Monday, October 10, 2011

Steve Job's Sister Liked Me

A friend who otherwise meant well, sent me an email to say she had been reading articles about Steve Jobs and his passing. She said an article in the Times mentioned his sister, the writer, Mona Simpson. And how seeing Mona's name made her think of me. What she meant was the me I used to be.


In 1994 I was living on Tulane NE in Albuquerque, New Mexico. I'd landed there after quitting a life I'd had in Chicago and decided one day to take a drive. The thought being not unlike the title of Simpson's best known novel, Anywhere but Here. I rented a casita from a daffy, bead-collector, who was a former-Chicagoan herself. I wrote stories. I did not work. The not working and the writing stories and and the much bigger sky forged for me a different me.

I sent out the stories to literary magazines and sometimes to the glossies. The stories, some quickly, some slowly, were returned with the thanks but no thanks. Sometimes an editor took the time and the care to write a few lines. Some of the lines were encouraging. The wildly eccentric Gordon Lish sent me a couple of bizarre notes from his The Quarterly. I've saved those. One I seem to remember began, "This starts good."

I digress.

That first summer was nearly over when I saw NPR was soliciting stories for their show, The Sound of Writing, which was sponsored by PEN's Syndicated Fiction Project. If a story was purchased it was to be read on the show and then having that pedigree, they would shop it around. I sent them two and one day my bead-collecting landlord brought me my mail, two of the manila envelopes I used to send out my stories. They had made their way back home.

Except one had found another home. A nice home. Mona Simpson, the final judge that year, picked my "Helpless" out of the slush and said, yes. I forget how many stories were chosen that year - twenty-something, I want to say - out of maybe a thousand submitted. Many were writers I'd read and admired. Writers with multiple books and New Yorker cachet. And me. And Tess Gallagher.

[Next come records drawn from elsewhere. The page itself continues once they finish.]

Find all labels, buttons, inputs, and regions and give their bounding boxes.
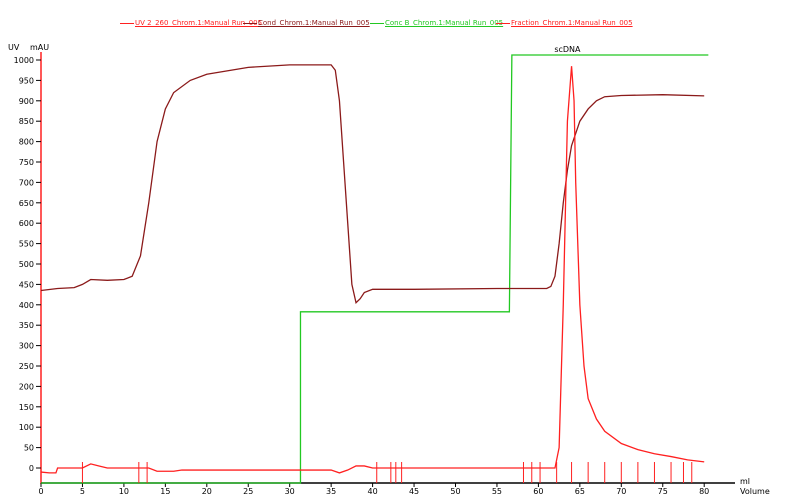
x-tick-label: 55 [492,487,502,496]
legend-fraction-label: Fraction_Chrom.1:Manual Run_005 [511,19,633,27]
y-tick-label: 400 [19,301,34,310]
x-tick-label: 5 [80,487,85,496]
y-tick-label: 900 [19,97,34,106]
x-tick-label: 0 [38,487,43,496]
x-tick-label: 10 [119,487,129,496]
y-axis-label: UV [8,43,20,52]
y-tick-label: 500 [19,260,34,269]
series-uv-line [40,66,705,474]
x-tick-label: 75 [658,487,668,496]
legend-fraction[interactable]: Fraction_Chrom.1:Manual Run_005 [496,19,633,27]
y-tick-label: 850 [19,117,34,126]
y-tick-label: 650 [19,199,34,208]
y-tick-label: 600 [19,219,34,228]
legend-cond[interactable]: Cond_Chrom.1:Manual Run_005 [243,19,370,27]
y-tick-label: 750 [19,158,34,167]
y-tick-label: 450 [19,280,34,289]
legend-cond-label: Cond_Chrom.1:Manual Run_005 [258,19,370,27]
y-tick-label: 0 [29,464,34,473]
y-tick-label: 700 [19,178,34,187]
x-tick-label: 70 [616,487,626,496]
legend-uv-label: UV 2_260_Chrom.1:Manual Run_005 [135,19,263,27]
x-tick-label: 30 [285,487,295,496]
x-tick-label: 25 [243,487,253,496]
x-tick-label: 80 [699,487,709,496]
y-tick-label: 100 [19,423,34,432]
x-axis-unit: ml [740,477,750,486]
x-tick-label: 15 [160,487,170,496]
x-tick-label: 60 [533,487,543,496]
y-tick-label: 800 [19,138,34,147]
y-tick-label: 250 [19,362,34,371]
x-tick-label: 35 [326,487,336,496]
x-tick-label: 65 [575,487,585,496]
x-tick-label: 45 [409,487,419,496]
x-axis-label: Volume [740,487,770,496]
x-tick-label: 40 [368,487,378,496]
legend-concb[interactable]: Conc B_Chrom.1:Manual Run_005 [370,19,503,27]
x-tick-label: 50 [450,487,460,496]
y-tick-label: 300 [19,342,34,351]
legend-uv[interactable]: UV 2_260_Chrom.1:Manual Run_005 [120,19,262,27]
series-cond-line [40,64,705,305]
x-tick-label: 20 [202,487,212,496]
y-tick-label: 950 [19,76,34,85]
y-tick-label: 150 [19,403,34,412]
annotation-scdna: scDNA [554,45,581,54]
legend-concb-label: Conc B_Chrom.1:Manual Run_005 [385,19,504,27]
y-tick-label: 50 [24,444,34,453]
y-tick-label: 1000 [14,56,34,65]
y-tick-label: 550 [19,240,34,249]
y-tick-label: 350 [19,321,34,330]
y-tick-label: 200 [19,382,34,391]
y-axis-unit: mAU [30,43,49,52]
series-concb-line [41,54,709,484]
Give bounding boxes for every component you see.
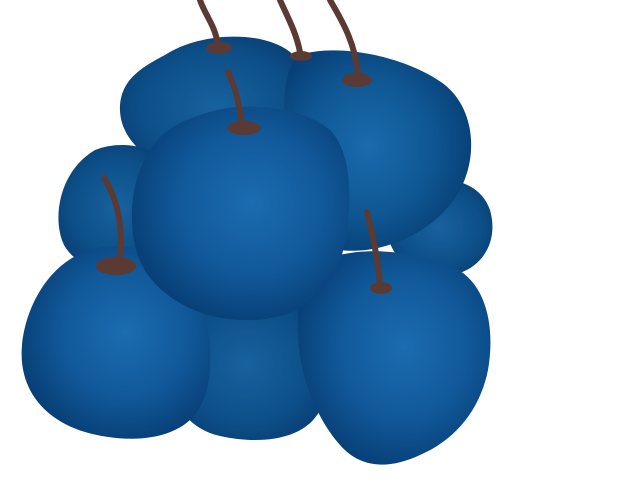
stem-right [364, 209, 392, 294]
stem-top-left [197, 0, 232, 54]
plum-center [131, 106, 350, 321]
stem-top-middle [277, 0, 312, 61]
plum-bottom-left [21, 246, 211, 439]
plum-bottom-right [297, 251, 491, 465]
stem-left [96, 175, 136, 275]
stem-top-right [327, 0, 372, 87]
stem-center [225, 69, 261, 135]
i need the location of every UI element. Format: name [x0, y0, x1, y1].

Tess Gallagher, the poet, and sometimes short story writer, and I had been corresponding. She had been married to Raymond Carver, a hero of mine, when I still had heroes. From him I learned some things about writing. What to put in, and more importantly, what to leave out. The power of the unsaid.

Carver had died six years earlier and I wanted to find Tess and tell her what he meant to me. I went to a reading she gave in Chicago at Barbara's Bookstore, but I was too timid to approach her. But after I settled in New Mexico I wrote her a letter and mailed it to a bookstore in Port Angeles, Washington where she lived. I probably wasn't the first to do so as the bookstore passed the letter on and soon I received one back. In it she told me that shyness was for cats, and should our paths cross again I needed to make myself known.

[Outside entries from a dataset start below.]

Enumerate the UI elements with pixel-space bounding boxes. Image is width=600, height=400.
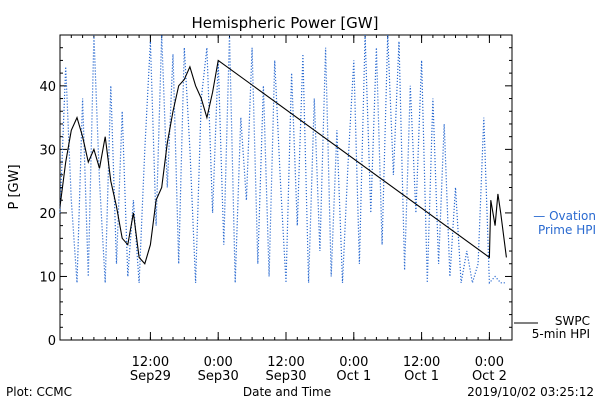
legend-swpc-line2: 5-min HPI [532,327,590,341]
x-tick-label-date: Oct 1 [336,369,371,384]
legend-ovation-line2: Prime HPI [538,223,596,237]
x-tick-label-time: 12:00 [267,355,304,370]
y-axis: 0 10 20 30 40 [39,34,512,349]
y-tick-label: 40 [39,80,56,95]
x-tick-label-time: 0:00 [339,355,368,370]
chart-title: Hemispheric Power [GW] [192,14,379,32]
x-axis-label: Date and Time [243,385,331,399]
plot-frame [59,34,513,341]
series-layer [59,34,507,285]
x-tick-label-time: 12:00 [132,355,169,370]
x-tick-label-time: 12:00 [403,355,440,370]
y-tick-label: 20 [39,207,56,222]
legend-ovation-line1: — Ovation [533,209,596,223]
x-tick-label-time: 0:00 [475,355,504,370]
footer-plot-credit: Plot: CCMC [6,385,72,399]
swpc-hpi-line [59,59,507,265]
footer-timestamp: 2019/10/02 03:25:12 [467,385,594,399]
y-axis-label: P [GW] [7,164,22,209]
legend-swpc-line1: SWPC [555,314,590,328]
ovation-prime-hpi-line [59,34,507,285]
x-tick-label-date: Sep29 [130,369,171,384]
x-tick-label-date: Sep30 [198,369,239,384]
x-tick-label-time: 0:00 [204,355,233,370]
x-tick-label-date: Oct 1 [404,369,439,384]
y-tick-label: 30 [39,143,56,158]
y-tick-label: 10 [39,270,56,285]
legend: — Ovation Prime HPI SWPC 5-min HPI [514,209,596,341]
y-tick-label: 0 [48,334,56,349]
x-tick-label-date: Oct 2 [472,369,507,384]
x-tick-label-date: Sep30 [265,369,306,384]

And now we had both been lucky enough to have won the PEN award. Luck meant a lot to Carver - he wrote about it often - the good and the bad of it. The crazy ways it shaped a life. Having my story chosen seemed, at the time, the good crazy. Mona Simpson had been a friend of Raymond Carvers- he had even written a poem for. She knew Tess well. And somehow I found myself a part of that circle.

I wrote Tess to say how great it was that she won, that I won. I wrote to her on my birthday - and she wrote back saying she hadn't heard, and to thank me. She said she had been out of the country but now she was back and was writing me from Ray's grave - it was the anniversary of his death. She liked to read to him, she said. He loved to hear good news.